Başbakan Binali Yıldırım geçtiğimiz günlerde Kayseri'de yaşanan hain terör olayının ardından "Bu saldırılar bizim hızlı trenle buluşmamızı geciktirir ama engelleyemezler. Modern havalimanını geciktirir ama engelleyemezler. Otoyolları yapmamıza engel değiller" açıklaması yaptı. AK Parti iletişim stratejisini çok güzel kurguluyor ve bütün açıklamalarda bu stratejiye uygun olarak yapılıyor. Başbakanın açıklaması da bu iletişim stratejisine uygun bir açıklama. Ak Parti, uzun zamandır iletişimini "Türkiye büyük bir güç olmak için önemli işler yapıyor ancak küresel güçler bunu engellemek için ülkemiz üzerinde türlü oyunlar oynuyor" algısını oluşturmak üzerine kuruyor. Halkımızda da böyle bir inanç olduğu için bu iletişim stratejisi karşılığını çok hızlı buluyor. Evet bu ülke üzerinde yüzyıllardır büyük oyunlar oynanıyor doğru ancak yanlış olan şu ki bu oyunlar köprüler, otoyollar yüzünden oynanmıyor.

Köprüler, otoyollar, havalimanları, hızlı tren ağlarının geliştirilmesi ve hatta modern futbol statlarının yapılması vatandaşın hayatını kolaylaştıran önemli hizmetler.
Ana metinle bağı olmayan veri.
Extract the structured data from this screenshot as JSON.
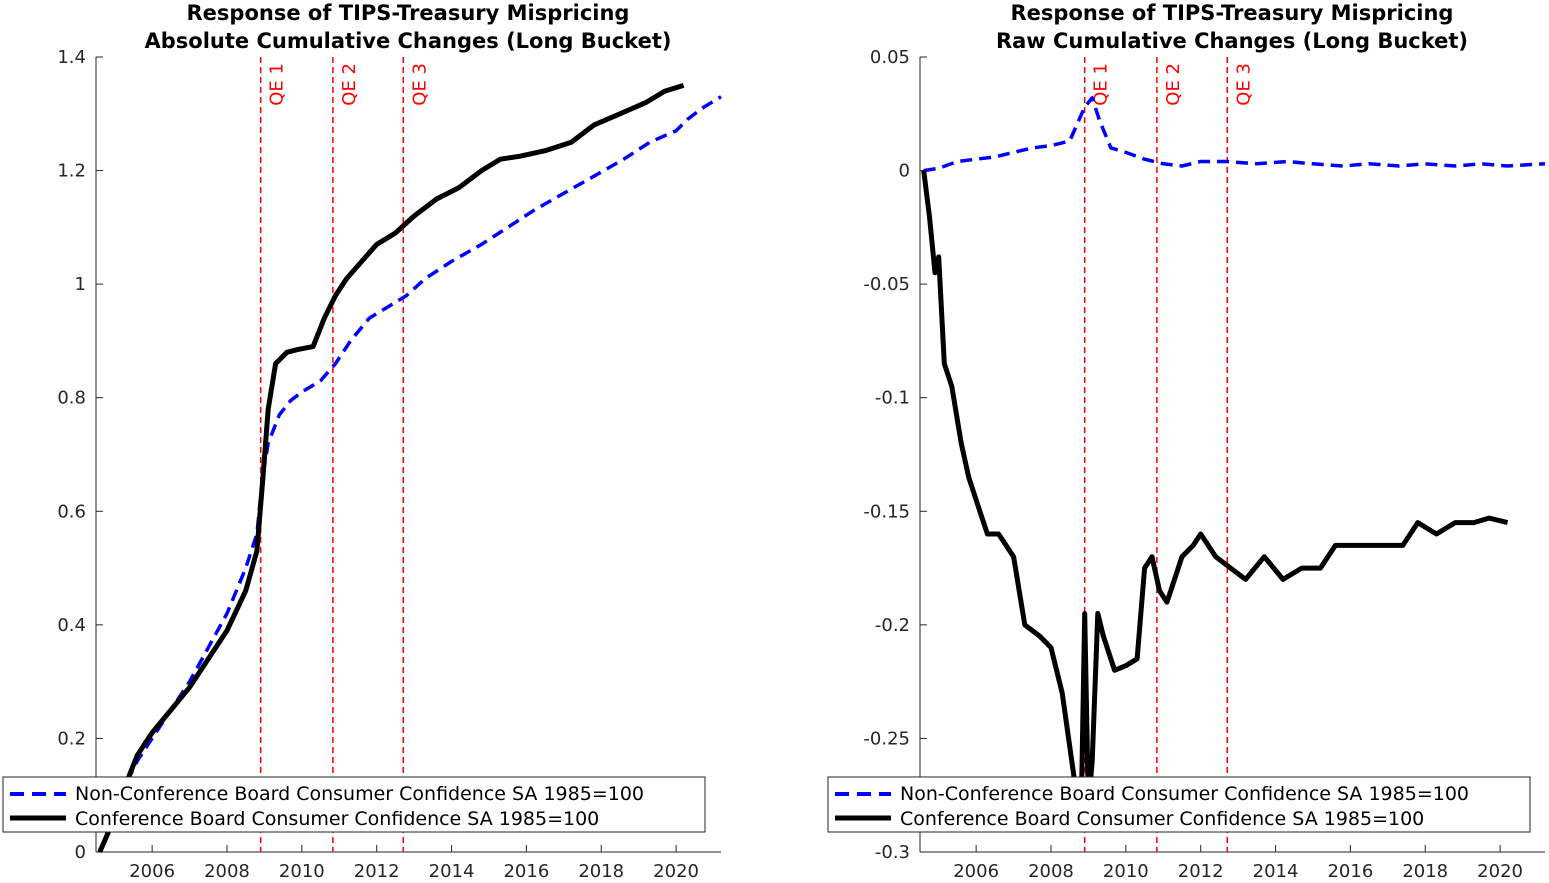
{
  "colors": {
    "blue_series": "#0000ff",
    "black_series": "#000000",
    "qe_lines": "#ff0000",
    "axes": "#262626"
  },
  "chart_data": [
    {
      "type": "line",
      "title": [
        "Response of TIPS-Treasury Mispricing",
        "Absolute Cumulative Changes (Long Bucket)"
      ],
      "xlabel": "",
      "ylabel": "",
      "xlim": [
        2004.5,
        2021.2
      ],
      "ylim": [
        0,
        1.4
      ],
      "x_ticks": [
        2006,
        2008,
        2010,
        2012,
        2014,
        2016,
        2018,
        2020
      ],
      "y_ticks": [
        0,
        0.2,
        0.4,
        0.6,
        0.8,
        1,
        1.2,
        1.4
      ],
      "y_tick_labels": [
        "0",
        "0.2",
        "0.4",
        "0.6",
        "0.8",
        "1",
        "1.2",
        "1.4"
      ],
      "grid": false,
      "legend_position": "bottom-left",
      "vertical_lines": [
        {
          "x": 2008.9,
          "label": "QE 1"
        },
        {
          "x": 2010.83,
          "label": "QE 2"
        },
        {
          "x": 2012.71,
          "label": "QE 3"
        }
      ],
      "series": [
        {
          "name": "Non-Conference Board Consumer Confidence SA 1985=100",
          "style": "dashed",
          "color": "#0000ff",
          "x": [
            2004.6,
            2005.0,
            2005.3,
            2005.6,
            2006.0,
            2006.5,
            2007.0,
            2007.5,
            2008.0,
            2008.5,
            2008.8,
            2008.95,
            2009.1,
            2009.4,
            2009.7,
            2010.0,
            2010.5,
            2010.9,
            2011.3,
            2011.8,
            2012.3,
            2012.8,
            2013.3,
            2014.0,
            2014.8,
            2015.5,
            2016.2,
            2017.0,
            2017.8,
            2018.6,
            2019.3,
            2020.0,
            2020.3,
            2020.7,
            2021.2
          ],
          "y": [
            0.0,
            0.07,
            0.12,
            0.16,
            0.2,
            0.25,
            0.3,
            0.36,
            0.42,
            0.5,
            0.56,
            0.66,
            0.72,
            0.77,
            0.795,
            0.81,
            0.83,
            0.86,
            0.9,
            0.94,
            0.96,
            0.98,
            1.01,
            1.04,
            1.07,
            1.1,
            1.13,
            1.16,
            1.19,
            1.22,
            1.25,
            1.27,
            1.29,
            1.31,
            1.33
          ]
        },
        {
          "name": "Conference Board Consumer Confidence SA 1985=100",
          "style": "solid",
          "color": "#000000",
          "x": [
            2004.6,
            2005.0,
            2005.3,
            2005.6,
            2006.0,
            2006.5,
            2007.0,
            2007.5,
            2008.0,
            2008.5,
            2008.8,
            2008.95,
            2009.1,
            2009.3,
            2009.6,
            2009.9,
            2010.3,
            2010.6,
            2010.9,
            2011.2,
            2011.6,
            2012.0,
            2012.5,
            2013.0,
            2013.6,
            2014.2,
            2014.8,
            2015.3,
            2015.8,
            2016.5,
            2017.2,
            2017.8,
            2018.5,
            2019.2,
            2019.7,
            2020.2
          ],
          "y": [
            0.0,
            0.06,
            0.12,
            0.17,
            0.21,
            0.25,
            0.29,
            0.34,
            0.39,
            0.46,
            0.53,
            0.65,
            0.78,
            0.86,
            0.88,
            0.885,
            0.89,
            0.94,
            0.98,
            1.01,
            1.04,
            1.07,
            1.09,
            1.12,
            1.15,
            1.17,
            1.2,
            1.22,
            1.225,
            1.235,
            1.25,
            1.28,
            1.3,
            1.32,
            1.34,
            1.35
          ]
        }
      ]
    },
    {
      "type": "line",
      "title": [
        "Response of TIPS-Treasury Mispricing",
        "Raw Cumulative Changes (Long Bucket)"
      ],
      "xlabel": "",
      "ylabel": "",
      "xlim": [
        2004.5,
        2021.2
      ],
      "ylim": [
        -0.3,
        0.05
      ],
      "x_ticks": [
        2006,
        2008,
        2010,
        2012,
        2014,
        2016,
        2018,
        2020
      ],
      "y_ticks": [
        -0.3,
        -0.25,
        -0.2,
        -0.15,
        -0.1,
        -0.05,
        0,
        0.05
      ],
      "y_tick_labels": [
        "-0.3",
        "-0.25",
        "-0.2",
        "-0.15",
        "-0.1",
        "-0.05",
        "0",
        "0.05"
      ],
      "grid": false,
      "legend_position": "bottom-left",
      "vertical_lines": [
        {
          "x": 2008.9,
          "label": "QE 1"
        },
        {
          "x": 2010.83,
          "label": "QE 2"
        },
        {
          "x": 2012.71,
          "label": "QE 3"
        }
      ],
      "series": [
        {
          "name": "Non-Conference Board Consumer Confidence SA 1985=100",
          "style": "dashed",
          "color": "#0000ff",
          "x": [
            2004.6,
            2005.0,
            2005.5,
            2006.0,
            2006.5,
            2007.0,
            2007.5,
            2008.0,
            2008.5,
            2008.9,
            2009.1,
            2009.3,
            2009.6,
            2010.0,
            2010.5,
            2011.0,
            2011.5,
            2012.0,
            2012.7,
            2013.5,
            2014.3,
            2015.0,
            2015.8,
            2016.5,
            2017.3,
            2018.0,
            2018.8,
            2019.5,
            2020.2,
            2021.2
          ],
          "y": [
            0.0,
            0.001,
            0.004,
            0.005,
            0.006,
            0.008,
            0.01,
            0.011,
            0.013,
            0.028,
            0.032,
            0.022,
            0.01,
            0.008,
            0.005,
            0.003,
            0.002,
            0.004,
            0.004,
            0.003,
            0.004,
            0.003,
            0.002,
            0.003,
            0.002,
            0.003,
            0.002,
            0.003,
            0.002,
            0.003
          ]
        },
        {
          "name": "Conference Board Consumer Confidence SA 1985=100",
          "style": "solid",
          "color": "#000000",
          "x": [
            2004.6,
            2004.75,
            2004.9,
            2005.0,
            2005.15,
            2005.35,
            2005.6,
            2005.8,
            2006.0,
            2006.3,
            2006.6,
            2007.0,
            2007.3,
            2007.7,
            2008.0,
            2008.3,
            2008.6,
            2008.8,
            2008.9,
            2009.0,
            2009.1,
            2009.25,
            2009.4,
            2009.7,
            2010.0,
            2010.3,
            2010.5,
            2010.7,
            2010.9,
            2011.1,
            2011.5,
            2011.8,
            2012.0,
            2012.4,
            2012.8,
            2013.2,
            2013.7,
            2014.2,
            2014.7,
            2015.2,
            2015.6,
            2016.0,
            2016.5,
            2017.0,
            2017.4,
            2017.8,
            2018.3,
            2018.8,
            2019.3,
            2019.7,
            2020.2
          ],
          "y": [
            0.0,
            -0.02,
            -0.045,
            -0.038,
            -0.085,
            -0.095,
            -0.12,
            -0.135,
            -0.145,
            -0.16,
            -0.16,
            -0.17,
            -0.2,
            -0.205,
            -0.21,
            -0.23,
            -0.265,
            -0.29,
            -0.195,
            -0.28,
            -0.26,
            -0.195,
            -0.205,
            -0.22,
            -0.218,
            -0.215,
            -0.175,
            -0.17,
            -0.185,
            -0.19,
            -0.17,
            -0.165,
            -0.16,
            -0.17,
            -0.175,
            -0.18,
            -0.17,
            -0.18,
            -0.175,
            -0.175,
            -0.165,
            -0.165,
            -0.165,
            -0.165,
            -0.165,
            -0.155,
            -0.16,
            -0.155,
            -0.155,
            -0.153,
            -0.155
          ]
        }
      ]
    }
  ]
}
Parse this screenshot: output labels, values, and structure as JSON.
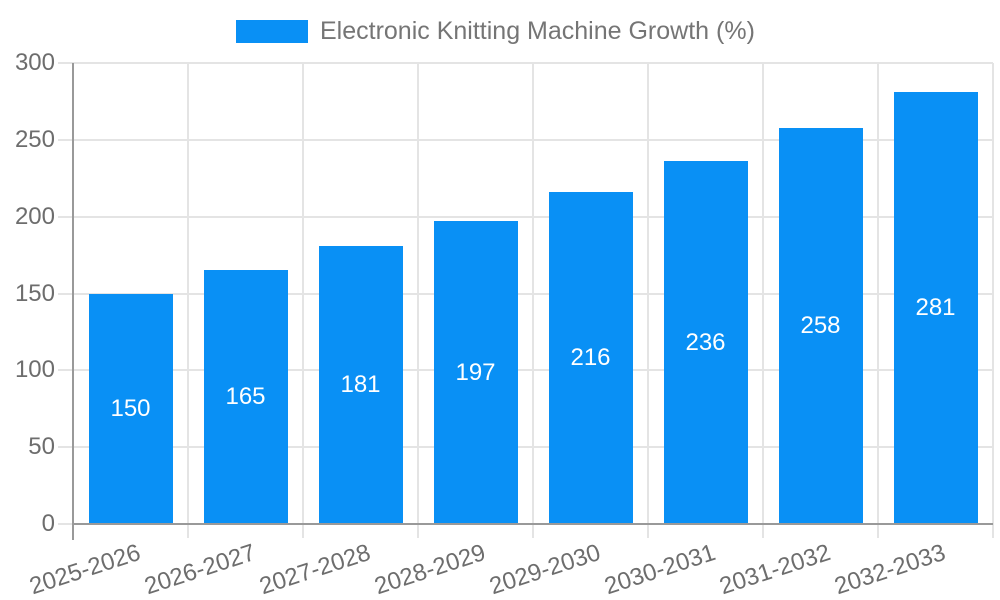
{
  "legend": {
    "label": "Electronic Knitting Machine Growth (%)"
  },
  "chart_data": {
    "type": "bar",
    "title": "Electronic Knitting Machine Growth (%)",
    "categories": [
      "2025-2026",
      "2026-2027",
      "2027-2028",
      "2028-2029",
      "2029-2030",
      "2030-2031",
      "2031-2032",
      "2032-2033"
    ],
    "values": [
      150,
      165,
      181,
      197,
      216,
      236,
      258,
      281
    ],
    "series": [
      {
        "name": "Electronic Knitting Machine Growth (%)",
        "values": [
          150,
          165,
          181,
          197,
          216,
          236,
          258,
          281
        ]
      }
    ],
    "xlabel": "",
    "ylabel": "",
    "ylim": [
      0,
      300
    ],
    "yticks": [
      0,
      50,
      100,
      150,
      200,
      250,
      300
    ],
    "grid": true,
    "legend_position": "top-center",
    "value_labels": "inside-center",
    "x_label_rotation_deg": -18
  },
  "colors": {
    "bar": "#0990F5",
    "value_label": "#FFFFFF",
    "axis_line": "#999999",
    "gridline": "#E4E4E4",
    "tick_label": "#6D6D6D",
    "legend_text": "#757575",
    "background": "#FFFFFF"
  }
}
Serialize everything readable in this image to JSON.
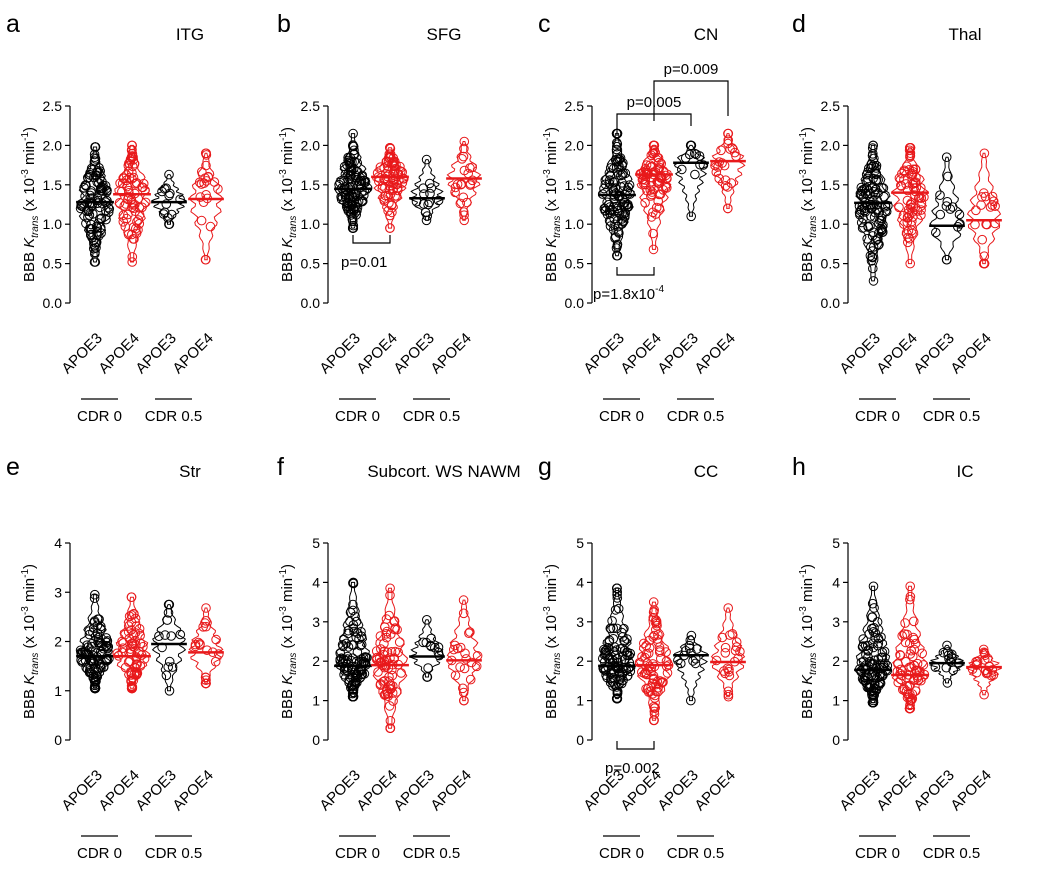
{
  "figure": {
    "ylabel_prefix": "BBB ",
    "ylabel_k": "K",
    "ylabel_sub": "trans",
    "ylabel_unit_a": " (x 10",
    "ylabel_exp": "-3",
    "ylabel_unit_b": " min",
    "ylabel_exp2": "-1",
    "ylabel_unit_c": ")",
    "colors": {
      "APOE3": "#000000",
      "APOE4": "#e8191b"
    },
    "group_labels": [
      "CDR 0",
      "CDR 0.5"
    ]
  },
  "chart_data": [
    {
      "type": "violin",
      "panel": "a",
      "title": "ITG",
      "categories": [
        "APOE3",
        "APOE4",
        "APOE3",
        "APOE4"
      ],
      "groups": [
        "CDR 0",
        "CDR 0",
        "CDR 0.5",
        "CDR 0.5"
      ],
      "ylim": [
        0,
        2.5
      ],
      "yticks": [
        "0.0",
        "0.5",
        "1.0",
        "1.5",
        "2.0",
        "2.5"
      ],
      "series": [
        {
          "name": "APOE3 CDR 0",
          "median": 1.28,
          "min": 0.52,
          "max": 1.98,
          "n": 110
        },
        {
          "name": "APOE4 CDR 0",
          "median": 1.38,
          "min": 0.52,
          "max": 2.0,
          "n": 75
        },
        {
          "name": "APOE3 CDR 0.5",
          "median": 1.28,
          "min": 1.0,
          "max": 1.63,
          "n": 14
        },
        {
          "name": "APOE4 CDR 0.5",
          "median": 1.32,
          "min": 0.55,
          "max": 1.9,
          "n": 22
        }
      ],
      "annotations": []
    },
    {
      "type": "violin",
      "panel": "b",
      "title": "SFG",
      "categories": [
        "APOE3",
        "APOE4",
        "APOE3",
        "APOE4"
      ],
      "groups": [
        "CDR 0",
        "CDR 0",
        "CDR 0.5",
        "CDR 0.5"
      ],
      "ylim": [
        0,
        2.5
      ],
      "yticks": [
        "0.0",
        "0.5",
        "1.0",
        "1.5",
        "2.0",
        "2.5"
      ],
      "series": [
        {
          "name": "APOE3 CDR 0",
          "median": 1.45,
          "min": 0.95,
          "max": 2.15,
          "n": 110
        },
        {
          "name": "APOE4 CDR 0",
          "median": 1.6,
          "min": 0.95,
          "max": 1.97,
          "n": 75
        },
        {
          "name": "APOE3 CDR 0.5",
          "median": 1.33,
          "min": 1.05,
          "max": 1.82,
          "n": 14
        },
        {
          "name": "APOE4 CDR 0.5",
          "median": 1.58,
          "min": 1.05,
          "max": 2.05,
          "n": 22
        }
      ],
      "annotations": [
        {
          "label": "p=0.01",
          "from": 0,
          "to": 1,
          "side": "below"
        }
      ]
    },
    {
      "type": "violin",
      "panel": "c",
      "title": "CN",
      "categories": [
        "APOE3",
        "APOE4",
        "APOE3",
        "APOE4"
      ],
      "groups": [
        "CDR 0",
        "CDR 0",
        "CDR 0.5",
        "CDR 0.5"
      ],
      "ylim": [
        0,
        2.5
      ],
      "yticks": [
        "0.0",
        "0.5",
        "1.0",
        "1.5",
        "2.0",
        "2.5"
      ],
      "series": [
        {
          "name": "APOE3 CDR 0",
          "median": 1.37,
          "min": 0.6,
          "max": 2.15,
          "n": 110
        },
        {
          "name": "APOE4 CDR 0",
          "median": 1.63,
          "min": 0.68,
          "max": 2.0,
          "n": 75
        },
        {
          "name": "APOE3 CDR 0.5",
          "median": 1.78,
          "min": 1.1,
          "max": 2.0,
          "n": 14
        },
        {
          "name": "APOE4 CDR 0.5",
          "median": 1.8,
          "min": 1.2,
          "max": 2.15,
          "n": 22
        }
      ],
      "annotations": [
        {
          "label": "p=1.8x10",
          "label_exp": "-4",
          "from": 0,
          "to": 1,
          "side": "below"
        },
        {
          "label": "p=0.005",
          "from": 0,
          "to": 2,
          "side": "above",
          "level": 1
        },
        {
          "label": "p=0.009",
          "from": 1,
          "to": 3,
          "side": "above",
          "level": 2
        }
      ]
    },
    {
      "type": "violin",
      "panel": "d",
      "title": "Thal",
      "categories": [
        "APOE3",
        "APOE4",
        "APOE3",
        "APOE4"
      ],
      "groups": [
        "CDR 0",
        "CDR 0",
        "CDR 0.5",
        "CDR 0.5"
      ],
      "ylim": [
        0,
        2.5
      ],
      "yticks": [
        "0.0",
        "0.5",
        "1.0",
        "1.5",
        "2.0",
        "2.5"
      ],
      "series": [
        {
          "name": "APOE3 CDR 0",
          "median": 1.27,
          "min": 0.28,
          "max": 2.0,
          "n": 110
        },
        {
          "name": "APOE4 CDR 0",
          "median": 1.4,
          "min": 0.5,
          "max": 1.97,
          "n": 75
        },
        {
          "name": "APOE3 CDR 0.5",
          "median": 0.98,
          "min": 0.55,
          "max": 1.85,
          "n": 14
        },
        {
          "name": "APOE4 CDR 0.5",
          "median": 1.05,
          "min": 0.5,
          "max": 1.9,
          "n": 22
        }
      ],
      "annotations": []
    },
    {
      "type": "violin",
      "panel": "e",
      "title": "Str",
      "categories": [
        "APOE3",
        "APOE4",
        "APOE3",
        "APOE4"
      ],
      "groups": [
        "CDR 0",
        "CDR 0",
        "CDR 0.5",
        "CDR 0.5"
      ],
      "ylim": [
        0,
        4
      ],
      "yticks": [
        "0",
        "1",
        "2",
        "3",
        "4"
      ],
      "series": [
        {
          "name": "APOE3 CDR 0",
          "median": 1.7,
          "min": 1.05,
          "max": 2.95,
          "n": 110
        },
        {
          "name": "APOE4 CDR 0",
          "median": 1.7,
          "min": 1.05,
          "max": 2.9,
          "n": 75
        },
        {
          "name": "APOE3 CDR 0.5",
          "median": 1.95,
          "min": 1.0,
          "max": 2.75,
          "n": 14
        },
        {
          "name": "APOE4 CDR 0.5",
          "median": 1.78,
          "min": 1.15,
          "max": 2.68,
          "n": 22
        }
      ],
      "annotations": []
    },
    {
      "type": "violin",
      "panel": "f",
      "title": "Subcort. WS NAWM",
      "categories": [
        "APOE3",
        "APOE4",
        "APOE3",
        "APOE4"
      ],
      "groups": [
        "CDR 0",
        "CDR 0",
        "CDR 0.5",
        "CDR 0.5"
      ],
      "ylim": [
        0,
        5
      ],
      "yticks": [
        "0",
        "1",
        "2",
        "3",
        "4",
        "5"
      ],
      "series": [
        {
          "name": "APOE3 CDR 0",
          "median": 1.88,
          "min": 1.1,
          "max": 4.0,
          "n": 110
        },
        {
          "name": "APOE4 CDR 0",
          "median": 1.9,
          "min": 0.3,
          "max": 3.85,
          "n": 75
        },
        {
          "name": "APOE3 CDR 0.5",
          "median": 2.12,
          "min": 1.6,
          "max": 3.05,
          "n": 14
        },
        {
          "name": "APOE4 CDR 0.5",
          "median": 2.02,
          "min": 1.0,
          "max": 3.55,
          "n": 22
        }
      ],
      "annotations": []
    },
    {
      "type": "violin",
      "panel": "g",
      "title": "CC",
      "categories": [
        "APOE3",
        "APOE4",
        "APOE3",
        "APOE4"
      ],
      "groups": [
        "CDR 0",
        "CDR 0",
        "CDR 0.5",
        "CDR 0.5"
      ],
      "ylim": [
        0,
        5
      ],
      "yticks": [
        "0",
        "1",
        "2",
        "3",
        "4",
        "5"
      ],
      "series": [
        {
          "name": "APOE3 CDR 0",
          "median": 1.88,
          "min": 1.05,
          "max": 3.85,
          "n": 110
        },
        {
          "name": "APOE4 CDR 0",
          "median": 1.9,
          "min": 0.5,
          "max": 3.5,
          "n": 75
        },
        {
          "name": "APOE3 CDR 0.5",
          "median": 2.15,
          "min": 1.0,
          "max": 2.65,
          "n": 14
        },
        {
          "name": "APOE4 CDR 0.5",
          "median": 1.98,
          "min": 1.1,
          "max": 3.35,
          "n": 22
        }
      ],
      "annotations": [
        {
          "label": "p=0.002",
          "from": 0,
          "to": 1,
          "side": "below"
        }
      ]
    },
    {
      "type": "violin",
      "panel": "h",
      "title": "IC",
      "categories": [
        "APOE3",
        "APOE4",
        "APOE3",
        "APOE4"
      ],
      "groups": [
        "CDR 0",
        "CDR 0",
        "CDR 0.5",
        "CDR 0.5"
      ],
      "ylim": [
        0,
        5
      ],
      "yticks": [
        "0",
        "1",
        "2",
        "3",
        "4",
        "5"
      ],
      "series": [
        {
          "name": "APOE3 CDR 0",
          "median": 1.78,
          "min": 0.95,
          "max": 3.9,
          "n": 110
        },
        {
          "name": "APOE4 CDR 0",
          "median": 1.65,
          "min": 0.8,
          "max": 3.9,
          "n": 75
        },
        {
          "name": "APOE3 CDR 0.5",
          "median": 1.95,
          "min": 1.45,
          "max": 2.4,
          "n": 14
        },
        {
          "name": "APOE4 CDR 0.5",
          "median": 1.85,
          "min": 1.15,
          "max": 2.3,
          "n": 22
        }
      ],
      "annotations": []
    }
  ]
}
Ama her zaman söylediğimiz gibi bu çalışmalar ülke ekonomisinin büyümesine katkı sağlayacak çapta büyük başarılar değil. Bu satırlardan daha öncede yazdığımız gibi katma değerli ürünlere ihtiyacımız var. Bunun içinde her şeyden evvel eğitim sistemini yeni ekonomiye gerek en baştan kurgulamamız gerekiyor. OECD'nin eğitim sonuçlarını ortaya koyduğu PISA sonuçları da gösterdi ki son yıllarda eğitimde çok başarısız bir tablo çiziyoruz. Bu tabloyu düzeltmeden ne yeni ekonomi anlayışını yakalayabiliriz ne de dünyada oyun kurucu bir ülke olabiliriz.